Обряд нанесения метки оказался довольно сложным. Требовавшим, например, магической клятвы, что вещь является собственностью.
– Это ведь очень полезное заклинание, спасибо, что показали его мне, правда. А почему мы не проходим ничего подобного? Или будем позже?
– Магические клятвы и обряды – довольно тонкие материи. Нужно понимать последствия того, что делаешь, обучение требует серьезного личного подхода к каждому, в рамках класса это невозможно. Обычно магии клятв и обрядов учат родители, когда сочтут подходящим, – Альбус вздохнул и продолжил, понимая, что такие вещи говорить прямо бессмысленно, – но тебе этот разговор нужен сейчас. У тебя очень странная привычка брать все, что ты можешь, не сомневаясь в своем праве. Берешь, если только хватает сил, а это не совсем правильно. Я хочу, чтобы ты немного подумал о том, что все вокруг тебя может быть защищено не только явно. Я сравниваю тебя из своего первого воспоминания и теперешнего и вижу, что если раньше тебе нравились чужие игрушки, то теперь аппетит вырос, и ты коллекционируешь... друзей? Или как ты это называешь? Это неправильно, люди не могут тебе принадлежать, даже если ты можешь сделать так, чтобы они выполняли все, что ты скажешь.
Том вскочил и, опираясь руками на стол, навис над собеседником.
– Так что в этом плохого? Что я могу пострадать? Или что из-за меня пострадает кто-нибудь другой?
Альбус сидел, сжав ладонями опустевшую чашку. Он не привык, чтобы на него так кричали.
– Профессор, что вы пытаетесь сказать? Из-за того, что клятва принадлежности очень строгая, я не должен заводить друзей, как бы я это ни делал? Не вижу связи, – теперь Том ходил по комнате, рубя короткие фразы в такт шагам, – такое чувство, что вы просто боитесь думать об этом. Додумать до конца. У каждого есть такая тема, которой он боится, если я начинаю задавать вопросы, они убегают, а если я делаю так, что убежать нельзя, устраивают настоящую истерику. Ничего не добиться.

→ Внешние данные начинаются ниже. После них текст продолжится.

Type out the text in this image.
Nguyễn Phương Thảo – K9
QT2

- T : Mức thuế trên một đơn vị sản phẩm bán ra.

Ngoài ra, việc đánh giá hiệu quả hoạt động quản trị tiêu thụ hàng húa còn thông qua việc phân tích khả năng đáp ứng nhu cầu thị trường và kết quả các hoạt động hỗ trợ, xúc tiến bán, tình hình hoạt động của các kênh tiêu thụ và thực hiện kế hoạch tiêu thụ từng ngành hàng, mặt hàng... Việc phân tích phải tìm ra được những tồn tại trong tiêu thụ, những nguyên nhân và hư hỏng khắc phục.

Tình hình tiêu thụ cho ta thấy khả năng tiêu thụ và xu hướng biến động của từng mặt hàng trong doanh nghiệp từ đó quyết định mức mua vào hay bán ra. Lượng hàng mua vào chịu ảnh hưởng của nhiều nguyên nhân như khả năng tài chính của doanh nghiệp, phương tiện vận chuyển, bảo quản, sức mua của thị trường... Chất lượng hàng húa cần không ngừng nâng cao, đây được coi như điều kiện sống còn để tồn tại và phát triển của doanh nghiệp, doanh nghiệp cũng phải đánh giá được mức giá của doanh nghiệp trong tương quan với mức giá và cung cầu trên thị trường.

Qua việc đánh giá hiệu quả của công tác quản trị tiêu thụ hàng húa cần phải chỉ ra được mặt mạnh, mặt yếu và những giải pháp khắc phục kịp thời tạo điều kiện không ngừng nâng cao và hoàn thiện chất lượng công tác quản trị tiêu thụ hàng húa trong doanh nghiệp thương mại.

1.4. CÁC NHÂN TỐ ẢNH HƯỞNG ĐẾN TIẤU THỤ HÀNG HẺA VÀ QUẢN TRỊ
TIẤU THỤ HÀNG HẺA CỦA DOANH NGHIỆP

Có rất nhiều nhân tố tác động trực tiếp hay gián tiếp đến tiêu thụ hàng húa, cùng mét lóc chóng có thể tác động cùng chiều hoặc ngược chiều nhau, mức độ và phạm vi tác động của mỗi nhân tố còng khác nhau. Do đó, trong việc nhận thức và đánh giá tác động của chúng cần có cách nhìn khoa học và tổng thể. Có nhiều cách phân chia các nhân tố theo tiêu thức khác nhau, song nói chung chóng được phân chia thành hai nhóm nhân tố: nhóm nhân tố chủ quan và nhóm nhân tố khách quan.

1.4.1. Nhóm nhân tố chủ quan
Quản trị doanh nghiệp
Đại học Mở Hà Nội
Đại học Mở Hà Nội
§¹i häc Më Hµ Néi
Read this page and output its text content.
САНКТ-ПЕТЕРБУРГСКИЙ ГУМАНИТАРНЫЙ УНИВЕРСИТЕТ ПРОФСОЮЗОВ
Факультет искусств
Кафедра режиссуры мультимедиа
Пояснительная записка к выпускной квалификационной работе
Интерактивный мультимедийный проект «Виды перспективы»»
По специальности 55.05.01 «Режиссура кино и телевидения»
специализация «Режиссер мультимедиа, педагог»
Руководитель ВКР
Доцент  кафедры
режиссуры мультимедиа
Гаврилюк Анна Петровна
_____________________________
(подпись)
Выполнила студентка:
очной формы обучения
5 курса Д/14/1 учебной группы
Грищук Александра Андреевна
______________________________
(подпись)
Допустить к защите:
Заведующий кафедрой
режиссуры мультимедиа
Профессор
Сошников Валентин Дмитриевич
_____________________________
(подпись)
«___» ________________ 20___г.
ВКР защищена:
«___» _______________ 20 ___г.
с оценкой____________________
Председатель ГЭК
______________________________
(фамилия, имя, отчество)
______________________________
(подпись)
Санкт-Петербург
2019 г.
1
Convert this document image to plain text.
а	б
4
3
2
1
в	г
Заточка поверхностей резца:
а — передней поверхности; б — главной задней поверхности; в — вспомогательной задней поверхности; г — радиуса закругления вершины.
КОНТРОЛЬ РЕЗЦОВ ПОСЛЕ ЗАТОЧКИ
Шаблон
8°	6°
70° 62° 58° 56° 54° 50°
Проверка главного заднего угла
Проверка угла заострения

Том подошел к нему и стал разгибать пальцы по одному, пока не смог отставить освобожденную чашку в сторону. Чтобы профессора ничего не отвлекало от разговора?
Альбус молчал, все правильные слова куда-то делись. Риддл осторожно коснулся его сознания, пытаясь заставить поднять голову и встретиться глазами, но то, что Альбус чувствовал, не следовало знать мальчику. Он плотно сомкнул веки.
– Жаль.
Раздался звон стекла, потом хлопнула дверь. Когда Дамблдор открыл глаза, в комнате никого не было. Перед камином лежали осколки одной его из любимых чашек.